Pelham, Marquis of Winwood: Horatia's brother, since "Pelham was some ten years the Earl's junior they moved in different circles and their acquaintanceship was slight. This circumstance did not weigh with the lively Viscount in the least; he greeted Rule with all the casual bonhomie he used towards his cronies and proceeded, by way of making him feel one of the family, to borrow money from him."

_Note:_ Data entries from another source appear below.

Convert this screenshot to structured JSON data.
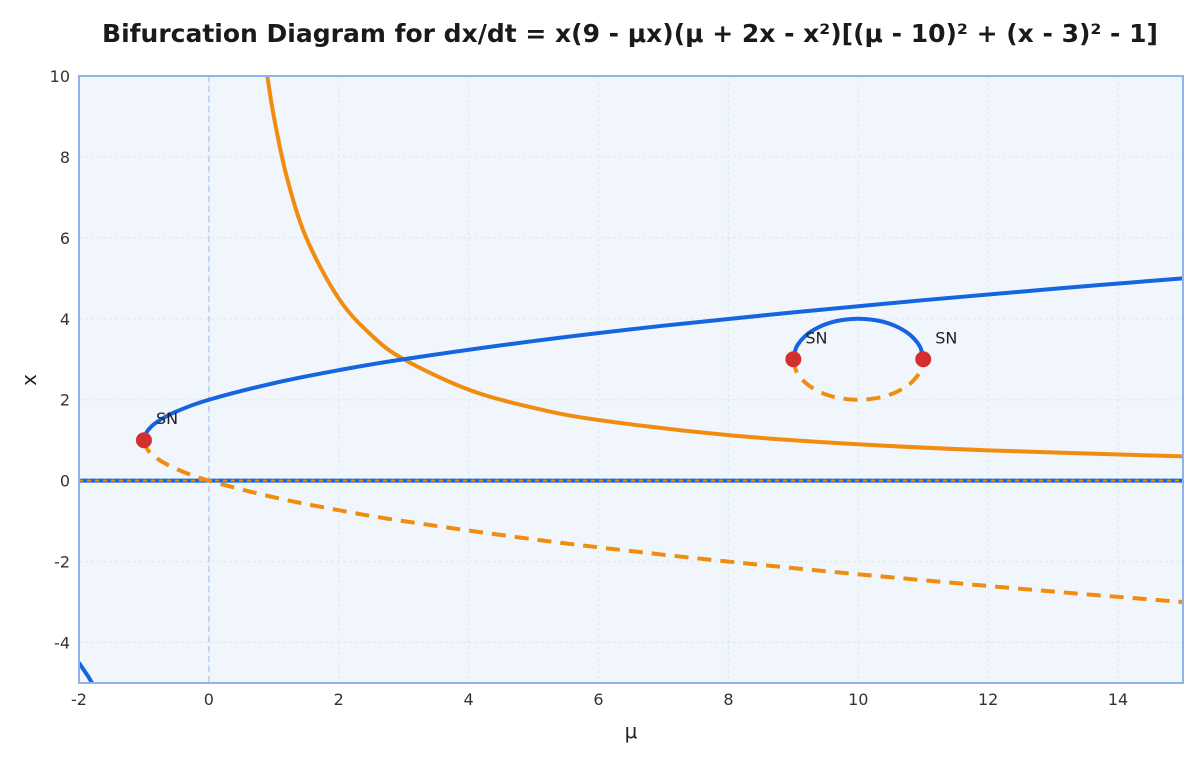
{
  "chart_data": {
    "type": "line",
    "title": "Bifurcation Diagram for dx/dt = x(9 - μx)(μ + 2x - x²)[(μ - 10)² + (x - 3)² - 1]",
    "xlabel": "μ",
    "ylabel": "x",
    "xlim": [
      -2,
      15
    ],
    "ylim": [
      -5,
      10
    ],
    "xticks": [
      -2,
      0,
      2,
      4,
      6,
      8,
      10,
      12,
      14
    ],
    "yticks": [
      -4,
      -2,
      0,
      2,
      4,
      6,
      8,
      10
    ],
    "tick_labels_x": [
      "-2",
      "0",
      "2",
      "4",
      "6",
      "8",
      "10",
      "12",
      "14"
    ],
    "tick_labels_y": [
      "-4",
      "-2",
      "0",
      "2",
      "4",
      "6",
      "8",
      "10"
    ],
    "grid": true,
    "vertical_reference_line": 0,
    "colors": {
      "stable": "#1565e0",
      "unstable": "#f28c0f",
      "fold_point": "#d32f2f",
      "plot_background": "#f0f6fc",
      "frame": "#8fb4ea"
    },
    "series": [
      {
        "branch": "x = 0",
        "style": "solid",
        "color": "#1565e0",
        "x": [
          -2,
          15
        ],
        "y": [
          0,
          0
        ]
      },
      {
        "branch": "x = 0 (overlay)",
        "style": "dashed",
        "color": "#f28c0f",
        "x": [
          -2,
          15
        ],
        "y": [
          0,
          0
        ]
      },
      {
        "branch": "x = 9/μ, μ < 0",
        "style": "solid",
        "color": "#1565e0",
        "x": [
          -2.0,
          -1.95,
          -1.9,
          -1.85,
          -1.8
        ],
        "y": [
          -4.5,
          -4.62,
          -4.74,
          -4.86,
          -5.0
        ]
      },
      {
        "branch": "x = 9/μ, μ > 0",
        "style": "solid",
        "color": "#f28c0f",
        "x": [
          0.9,
          1,
          1.2,
          1.5,
          2,
          2.5,
          3,
          4,
          5,
          6,
          8,
          10,
          12,
          15
        ],
        "y": [
          10,
          9,
          7.5,
          6,
          4.5,
          3.6,
          3,
          2.25,
          1.8,
          1.5,
          1.125,
          0.9,
          0.75,
          0.6
        ]
      },
      {
        "branch": "x = 1 + √(1 + μ)",
        "style": "solid",
        "color": "#1565e0",
        "x": [
          -1,
          -0.95,
          -0.8,
          -0.5,
          0,
          1,
          2,
          3,
          5,
          7,
          9,
          11,
          13,
          15
        ],
        "y": [
          1,
          1.22,
          1.45,
          1.71,
          2,
          2.41,
          2.73,
          3,
          3.45,
          3.83,
          4.16,
          4.46,
          4.74,
          5
        ]
      },
      {
        "branch": "x = 1 - √(1 + μ)",
        "style": "dashed",
        "color": "#f28c0f",
        "x": [
          -1,
          -0.95,
          -0.8,
          -0.5,
          0,
          1,
          2,
          3,
          5,
          7,
          9,
          11,
          13,
          15
        ],
        "y": [
          1,
          0.78,
          0.55,
          0.29,
          0,
          -0.41,
          -0.73,
          -1,
          -1.45,
          -1.83,
          -2.16,
          -2.46,
          -2.74,
          -3
        ]
      },
      {
        "branch": "isola (upper)",
        "style": "solid",
        "color": "#1565e0",
        "x": [
          9,
          9.05,
          9.2,
          9.4,
          9.6,
          9.8,
          10,
          10.2,
          10.4,
          10.6,
          10.8,
          10.95,
          11
        ],
        "y": [
          3,
          3.31,
          3.6,
          3.8,
          3.92,
          3.98,
          4,
          3.98,
          3.92,
          3.8,
          3.6,
          3.31,
          3
        ]
      },
      {
        "branch": "isola (lower)",
        "style": "dashed",
        "color": "#f28c0f",
        "x": [
          9,
          9.05,
          9.2,
          9.4,
          9.6,
          9.8,
          10,
          10.2,
          10.4,
          10.6,
          10.8,
          10.95,
          11
        ],
        "y": [
          3,
          2.69,
          2.4,
          2.2,
          2.08,
          2.02,
          2,
          2.02,
          2.08,
          2.2,
          2.4,
          2.69,
          3
        ]
      }
    ],
    "annotations": [
      {
        "text": "SN",
        "x": -1,
        "y": 1
      },
      {
        "text": "SN",
        "x": 9,
        "y": 3
      },
      {
        "text": "SN",
        "x": 11,
        "y": 3
      }
    ]
  }
}
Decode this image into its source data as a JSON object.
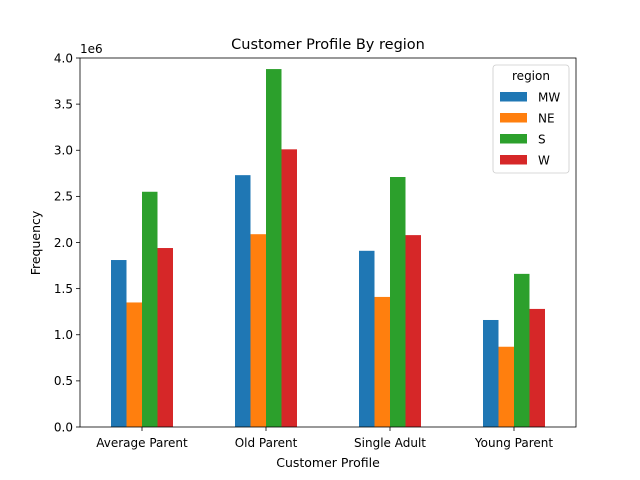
{
  "chart_data": {
    "type": "bar",
    "title": "Customer Profile By region",
    "xlabel": "Customer Profile",
    "ylabel": "Frequency",
    "y_multiplier_label": "1e6",
    "ylim": [
      0,
      4.0
    ],
    "yticks": [
      "0.0",
      "0.5",
      "1.0",
      "1.5",
      "2.0",
      "2.5",
      "3.0",
      "3.5",
      "4.0"
    ],
    "categories": [
      "Average Parent",
      "Old Parent",
      "Single Adult",
      "Young Parent"
    ],
    "legend": {
      "title": "region",
      "placement": "top-right"
    },
    "series": [
      {
        "name": "MW",
        "color": "#1f77b4",
        "values": [
          1.81,
          2.73,
          1.91,
          1.16
        ]
      },
      {
        "name": "NE",
        "color": "#ff7f0e",
        "values": [
          1.35,
          2.09,
          1.41,
          0.87
        ]
      },
      {
        "name": "S",
        "color": "#2ca02c",
        "values": [
          2.55,
          3.88,
          2.71,
          1.66
        ]
      },
      {
        "name": "W",
        "color": "#d62728",
        "values": [
          1.94,
          3.01,
          2.08,
          1.28
        ]
      }
    ],
    "grid": false
  }
}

Lord Robert Lethbridge: A satin-clad, bejeweled man who seems to take pleasure in being the one to inform Lady Massey and Crosby of Lord Rule's engagement. "No one knew the whole story, but everyone knew that that Lethbridge had been head over ears in love with <Lord Rule's sister, Louisa> and had proposed for her hand, and been rejected, not by the lady herself but by her brother."
Mr Crosby Drelincourt: Cousin and heir presumptive to Lord Rule. He is described as "A Macaroni, with an enormous ladder-toupet covered in blue hair-powdered, and a thin, unhealthily sallow countenance."

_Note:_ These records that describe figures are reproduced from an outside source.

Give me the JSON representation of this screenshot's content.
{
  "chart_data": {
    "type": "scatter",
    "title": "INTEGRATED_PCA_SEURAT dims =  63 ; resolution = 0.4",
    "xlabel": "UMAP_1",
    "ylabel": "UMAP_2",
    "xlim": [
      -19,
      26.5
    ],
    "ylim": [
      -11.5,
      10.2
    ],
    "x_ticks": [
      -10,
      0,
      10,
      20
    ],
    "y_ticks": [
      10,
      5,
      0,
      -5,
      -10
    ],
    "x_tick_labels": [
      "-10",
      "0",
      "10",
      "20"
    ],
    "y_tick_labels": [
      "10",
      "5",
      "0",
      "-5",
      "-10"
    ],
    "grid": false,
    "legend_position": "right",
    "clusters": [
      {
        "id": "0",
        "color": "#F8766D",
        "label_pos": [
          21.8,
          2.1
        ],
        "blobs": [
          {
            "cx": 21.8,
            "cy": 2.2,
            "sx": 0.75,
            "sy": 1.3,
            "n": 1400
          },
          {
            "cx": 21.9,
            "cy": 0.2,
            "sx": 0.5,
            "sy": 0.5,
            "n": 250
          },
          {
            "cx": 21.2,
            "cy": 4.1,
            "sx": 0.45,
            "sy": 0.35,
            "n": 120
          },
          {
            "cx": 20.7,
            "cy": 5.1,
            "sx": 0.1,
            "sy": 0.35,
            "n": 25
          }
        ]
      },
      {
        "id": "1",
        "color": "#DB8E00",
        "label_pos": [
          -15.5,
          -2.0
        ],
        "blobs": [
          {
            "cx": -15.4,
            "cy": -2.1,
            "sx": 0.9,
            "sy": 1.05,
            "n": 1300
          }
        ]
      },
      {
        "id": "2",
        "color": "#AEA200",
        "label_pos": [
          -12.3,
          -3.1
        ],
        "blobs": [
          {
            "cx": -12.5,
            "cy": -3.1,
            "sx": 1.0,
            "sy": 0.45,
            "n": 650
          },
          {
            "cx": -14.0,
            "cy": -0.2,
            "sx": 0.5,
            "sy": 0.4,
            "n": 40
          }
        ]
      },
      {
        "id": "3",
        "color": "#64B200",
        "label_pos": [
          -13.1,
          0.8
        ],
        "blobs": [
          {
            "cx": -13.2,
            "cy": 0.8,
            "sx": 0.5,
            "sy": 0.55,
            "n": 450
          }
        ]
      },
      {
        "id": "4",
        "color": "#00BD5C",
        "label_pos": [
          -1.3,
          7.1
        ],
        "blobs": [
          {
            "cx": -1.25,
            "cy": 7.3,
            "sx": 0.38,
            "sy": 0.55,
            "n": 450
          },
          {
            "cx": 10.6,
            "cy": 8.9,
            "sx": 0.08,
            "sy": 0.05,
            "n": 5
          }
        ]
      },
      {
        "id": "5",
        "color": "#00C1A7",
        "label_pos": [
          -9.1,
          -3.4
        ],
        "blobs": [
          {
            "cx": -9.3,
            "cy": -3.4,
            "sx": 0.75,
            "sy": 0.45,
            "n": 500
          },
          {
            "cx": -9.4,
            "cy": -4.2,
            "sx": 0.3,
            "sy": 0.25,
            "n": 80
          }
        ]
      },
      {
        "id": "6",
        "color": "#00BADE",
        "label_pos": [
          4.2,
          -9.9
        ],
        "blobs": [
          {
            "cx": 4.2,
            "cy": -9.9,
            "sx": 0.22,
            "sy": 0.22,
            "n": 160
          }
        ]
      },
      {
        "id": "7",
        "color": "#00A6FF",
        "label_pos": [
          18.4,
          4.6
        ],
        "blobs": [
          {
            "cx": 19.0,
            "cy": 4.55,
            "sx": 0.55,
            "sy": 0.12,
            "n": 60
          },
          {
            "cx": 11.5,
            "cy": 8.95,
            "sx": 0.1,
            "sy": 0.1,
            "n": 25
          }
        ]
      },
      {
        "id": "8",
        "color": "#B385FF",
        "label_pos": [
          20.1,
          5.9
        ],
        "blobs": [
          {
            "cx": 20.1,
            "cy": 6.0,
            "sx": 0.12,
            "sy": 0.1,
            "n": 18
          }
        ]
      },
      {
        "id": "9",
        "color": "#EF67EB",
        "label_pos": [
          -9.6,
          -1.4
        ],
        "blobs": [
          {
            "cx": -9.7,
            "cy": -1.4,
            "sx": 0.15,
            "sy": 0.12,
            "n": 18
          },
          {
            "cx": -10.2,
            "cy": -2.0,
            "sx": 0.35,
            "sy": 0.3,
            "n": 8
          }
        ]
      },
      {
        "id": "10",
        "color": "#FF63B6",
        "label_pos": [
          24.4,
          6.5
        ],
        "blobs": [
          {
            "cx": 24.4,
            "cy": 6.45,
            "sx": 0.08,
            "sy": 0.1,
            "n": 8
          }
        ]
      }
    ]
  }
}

Mr. Arnold Gisborne: Secretary to the Earl of Rule. "He was tolerably satisfied himself, employment in a noble house was a fair stepping-stone to a Public Career, but he would have preferred, since he was a serious young man, the service of one more nearly concerned with the Affairs of the Nation."
Lady Caroline Massey: Lady Massey is a widow who has managed to become "a Personage." "It was the taint of the City that would always exclude Lady Massey from the innermost circle of Fashion," not the rumored intimacies between her and Lord Rule.

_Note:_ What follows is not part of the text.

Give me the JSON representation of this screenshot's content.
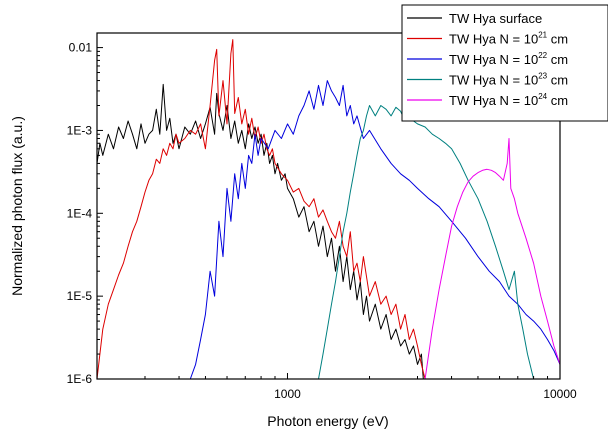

Mr Edward Heron: Mr. Heron hopes to gets his Captaincy and to win consent to marry Elizabeth. "the younger son of a country gentleman whose estates marched with Viscount Winwood's, he had known the Misses Winwood almost from the hour of his birth. He was of excellent if impoverished family, and had he been the possessor of a rather large fortune might have been deemed an eligible though not brilliant match for Elizabeth."
Elizabeth Winwood: The eldest of the Winwood sisters. she has "a pair of melting blue eyes and a sweet, arched mouth that formed at the moment an O of mild surprise. A quantity of fair curls dressed without powder and threaded by a blue riband framed her faced and tumbled on to her shoulders in several ordered locks." Elizabeth wishes to marry Mr. Heron.
Lady Louisa Quain: Lord Rule's sister. "She was an extremely handsome woman, with most speaking eyes, at once needle-sharp, and warmly smiling."
Lady Winwood: Horatia's mother. "She had been induced to await <Lord Rule> in the withdrawing-room, fortified by smelling-salts, and a new polonaise with tobine stripes which had arrived from her dressmaker's just in time to avert a nervous collapse."
Lady Amelia Pridham: "that grossly fat and free-spoken dame ... Lady Amelia, besides being of an extreme good nature, would go to any house where she could be sure of deep basset." (Basset is a card game).
Miss Charlotte Winwood: The middle Winwood sister. "...she was a true Winwood, with the famous straight nose and the same blue eyes. Her curls, not quite so fair as her sisters, owed their existence to hot irons, her eyes were a shallower blue, and her colouring inclined towards the sallow; but she was allowed to be a very well-looking young lady." Does not want to get married- ever.
There is nothing in Georgette Heyer's works that would be objectionable for readers of any age. Heyer does use a good bit of period slang and so readers must be willing and able to determine meaning from context.